Un petit garçon déambulait au milieu de cette joyeuse agitation. Il observait le monde qui l'entourait avec curiosité. Le parc lui semblait légèrement différent, pourtant il y était venu la veille. Il était impossible que les jardiniers de la ville aient fait autant de modifications en une journée.
Il fouilla ses poches en apercevant un marchand de glaces et sourit en y trouvant quelques pièces.
- Salut mon bonhomme, aurais-tu envie d'une bonne glace ? demanda le marchand lorsqu'il s'approcha.
- Au chocolat s'il vous plait ! Sourit le garçonnet. Deux boules avec un supplément de chantilly !
- Toi, tu sais ce que tu veux, dis-donc !
- C'est important de savoir ce qu'on veut dans la vie.
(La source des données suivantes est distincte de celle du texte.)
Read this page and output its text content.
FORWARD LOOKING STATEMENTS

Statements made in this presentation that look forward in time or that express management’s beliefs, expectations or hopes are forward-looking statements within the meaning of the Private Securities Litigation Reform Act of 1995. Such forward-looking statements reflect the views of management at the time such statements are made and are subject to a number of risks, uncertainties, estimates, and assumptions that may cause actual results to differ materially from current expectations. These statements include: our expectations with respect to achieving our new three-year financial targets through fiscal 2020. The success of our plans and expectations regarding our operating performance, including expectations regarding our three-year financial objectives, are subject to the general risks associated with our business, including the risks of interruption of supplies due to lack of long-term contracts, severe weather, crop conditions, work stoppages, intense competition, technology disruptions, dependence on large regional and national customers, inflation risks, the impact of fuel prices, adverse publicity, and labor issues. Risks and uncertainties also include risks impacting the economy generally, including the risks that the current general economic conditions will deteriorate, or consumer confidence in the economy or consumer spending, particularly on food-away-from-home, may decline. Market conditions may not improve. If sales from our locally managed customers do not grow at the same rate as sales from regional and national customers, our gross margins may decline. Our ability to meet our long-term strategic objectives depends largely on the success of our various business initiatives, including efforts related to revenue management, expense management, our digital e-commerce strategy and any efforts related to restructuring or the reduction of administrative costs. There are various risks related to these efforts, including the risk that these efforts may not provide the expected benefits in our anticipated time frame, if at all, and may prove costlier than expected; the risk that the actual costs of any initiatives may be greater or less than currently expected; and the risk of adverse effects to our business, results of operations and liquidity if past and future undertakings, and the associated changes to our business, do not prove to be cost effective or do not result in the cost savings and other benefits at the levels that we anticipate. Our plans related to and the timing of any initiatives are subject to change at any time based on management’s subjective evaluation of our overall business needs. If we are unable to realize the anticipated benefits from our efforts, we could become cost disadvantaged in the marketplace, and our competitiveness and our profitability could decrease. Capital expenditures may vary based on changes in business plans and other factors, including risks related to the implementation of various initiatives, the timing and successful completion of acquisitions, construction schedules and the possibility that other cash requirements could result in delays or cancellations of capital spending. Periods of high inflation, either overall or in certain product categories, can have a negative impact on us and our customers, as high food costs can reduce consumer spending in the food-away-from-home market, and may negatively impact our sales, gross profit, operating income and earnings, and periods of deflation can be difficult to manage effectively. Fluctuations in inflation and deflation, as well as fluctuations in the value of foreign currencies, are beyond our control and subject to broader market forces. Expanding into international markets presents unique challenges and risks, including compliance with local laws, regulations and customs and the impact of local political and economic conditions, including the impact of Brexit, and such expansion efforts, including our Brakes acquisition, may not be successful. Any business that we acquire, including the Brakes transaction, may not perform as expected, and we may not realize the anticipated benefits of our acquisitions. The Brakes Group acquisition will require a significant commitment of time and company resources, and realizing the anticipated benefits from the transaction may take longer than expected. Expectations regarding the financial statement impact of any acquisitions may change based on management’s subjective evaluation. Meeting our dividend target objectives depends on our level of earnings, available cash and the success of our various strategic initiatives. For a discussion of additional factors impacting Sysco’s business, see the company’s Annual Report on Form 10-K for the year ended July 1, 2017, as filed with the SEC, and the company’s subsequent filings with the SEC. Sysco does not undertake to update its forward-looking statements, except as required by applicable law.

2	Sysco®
- Tu as parfaitement raison ! Tiens, voilà ta glace.
L'enfant lui tendit quelques pièces et prit le précieux gobelet.
- Tu es tout seul ? Demanda le marchand.
- Non, bien sûr que non ! Qui laisserait un enfant aussi jeune que moi tout seul ?
- Tu n'imagines pas le nombre de parents insouciants que je vois défiler chaque jour. Alors, qui t'accompagne ?
- Mon père, c'est le grand monsieur là-bas, répondit l'enfant en désignant un homme, qui discutait avec d'autres à une cinquantaine de mètres de là.
- Tu ferais bien de le rejoindre rapidement, il traine de drôles de types dans une ville aussi grande que New York.
L'enfant acquiesça et s'éloigna en dégustant sa crème glacée. Il jeta quelques coups d'œil discrets vers le marchand de glace et bifurqua lorsqu'il fut certain que son attention avait été retenue par d'autres clients.
Il s'installa près des structures de jeux et regarda les autres enfants qui s'amusaient bruyamment.
Soudain, les pleurs d'une fillette attirèrent son attention, un garçon plus âgé l'avait bousculée et sa glace gisait sur le sol.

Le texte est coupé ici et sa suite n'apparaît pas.